Es ist im Übrigen auch so – der Senat gibt es ja selbst zu: Der Verfassungsgeber hatte bei Einführung der Verfassungsregeln, die sich auf die Volksabstimmung beziehen, das Ziel, eine hohe Abstimmungsbeteiligung zu erzielen. Das steht selbst in der Drucksache. Das geben Sie selbst zu. Deswegen muss man doch alle Möglichkeiten nutzen, um bei möglichst vielen Volksabstimmungen – wenn es schon nicht bei allen geht – diese hohe Abstimmungsbeteiligung zu erzielen. Das wird nun einmal durch das Zusammenlegen mit den Wahlen erreicht, weil dort natürlich auch viele Leute hingehen, die vielleicht mit dem Volksentscheid selbst nicht so viel zu tun haben.

Eines aber ist bei diesem Thema besonders kurios, wo Sie immer sagen, man müsse einmal dort in diese Einzelregelung hineingucken und in diese. Vieles ist sicherlich bundesweit und international ein Flickenteppich. Da gibt es ganz unterschiedliche Regelungen. Aber bei einem ist Hamburg ganz einmalig unter den Ländern, in denen es überhaupt Volksabstimmungen gibt – wir nehmen einmal nicht diejenigen, in denen es keine Wahlen und Volksabstimmungen gibt: Da gibt es kein Land, das es verböte, Volksabstimmungen am Wahltag durchzuführen. Das gibt es nicht.

(Beifall bei der GAL und der SPD – Christian Maaß GAL: Ja!)

Ich möchte aber noch etwas zum Themenkomplex "Amtseintragung bei Volksbegehren" sagen. Frau Spethmann hat ja hier gesagt, datenschutzrechtswidrig sei die alte Regelung in der Tat nicht gewesen, aber die neue sei datenschutzfreundlicher. Wir haben das im Verfassungsausschuss erörtert.

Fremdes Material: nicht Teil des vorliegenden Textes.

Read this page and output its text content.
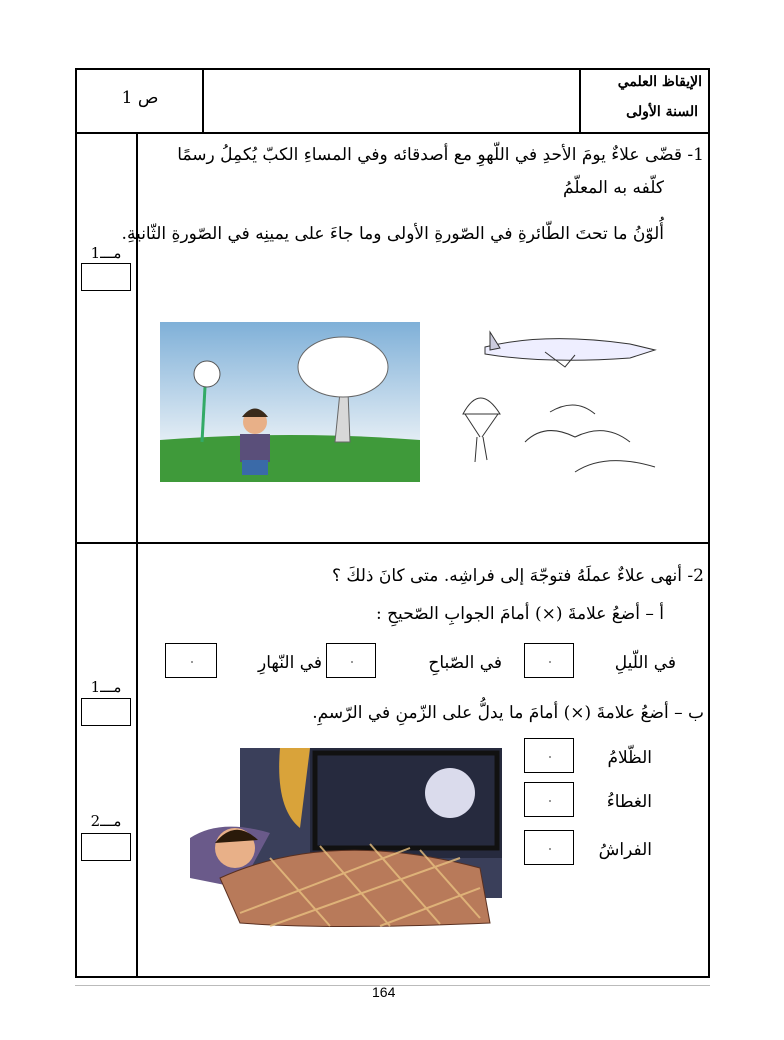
الإيقاظ العلمي
السنة الأولى
ص 1
1- قضّى علاءٌ يومَ الأحدِ في اللّهوِ مع أصدقائه وفي المساءِ الكبّ يُكمِلُ رسمًا
كلّفه به المعلّمُ
أُلوّنُ ما تحتَ الطّائرةِ في الصّورةِ الأولى وما جاءَ على يمينِه في الصّورةِ الثّانيةِ.
مـــ1
2- أنهى علاءٌ عملَهُ فتوجّهَ إلى فراشِه. متى كانَ ذلكَ ؟
أ – أضعُ علامةَ (×) أمامَ الجوابِ الصّحيحِ :
في اللّيلِ
في الصّباحِ
في النّهارِ
ب – أضعُ علامةَ (×) أمامَ ما يدلُّ على الزّمنِ في الرّسمِ.
الظّلامُ
الغطاءُ
الفراشُ
مـــ1
مـــ2
164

Dort ist ganz deutlich geworden, wenn man die Initiativen verpflichtete, die Unterschriften auf der Straße auf Einzelbögen zu sammeln statt wie jetzt auf Sammellisten, dann wäre der Effekt des Datenschutzfreundlicheren bereits erreicht, ohne dass man dafür die Straßensammlung ganz abschaffen müsste. Auch dieses Argument trägt nicht.

(Beifall bei der GAL und der SPD)

Ich möchte mich aber auch mit der Frage der Amtseintragung auseinander setzen, wo wir ja wieder den interessierten Bürger haben. Da wird ja gesagt, wenn das die Leute tatsächlich interessiere, dann sollen sie doch in die Ämter kommen. Wenn es nicht genug Leute interessiere, sei das eben Pech. Ich glaube nicht, dass das richtig ist. Ich glaube, dass auch hier wieder gilt, dass möglichst viele Leute tatsächlich mit der Frage unmittelbar konfrontiert werden sollten, ob sie das Volksbegehren unterstützen wollen oder nicht. Ich glaube nicht, dass die Leute alle weich in der Birne sind, wenn sie tatsächlich beim Einkaufsbummel auf dem Wochenmarkt ein Volksbegehren unterstützen. Das ist wirklich eine unmögliche Unterstellung.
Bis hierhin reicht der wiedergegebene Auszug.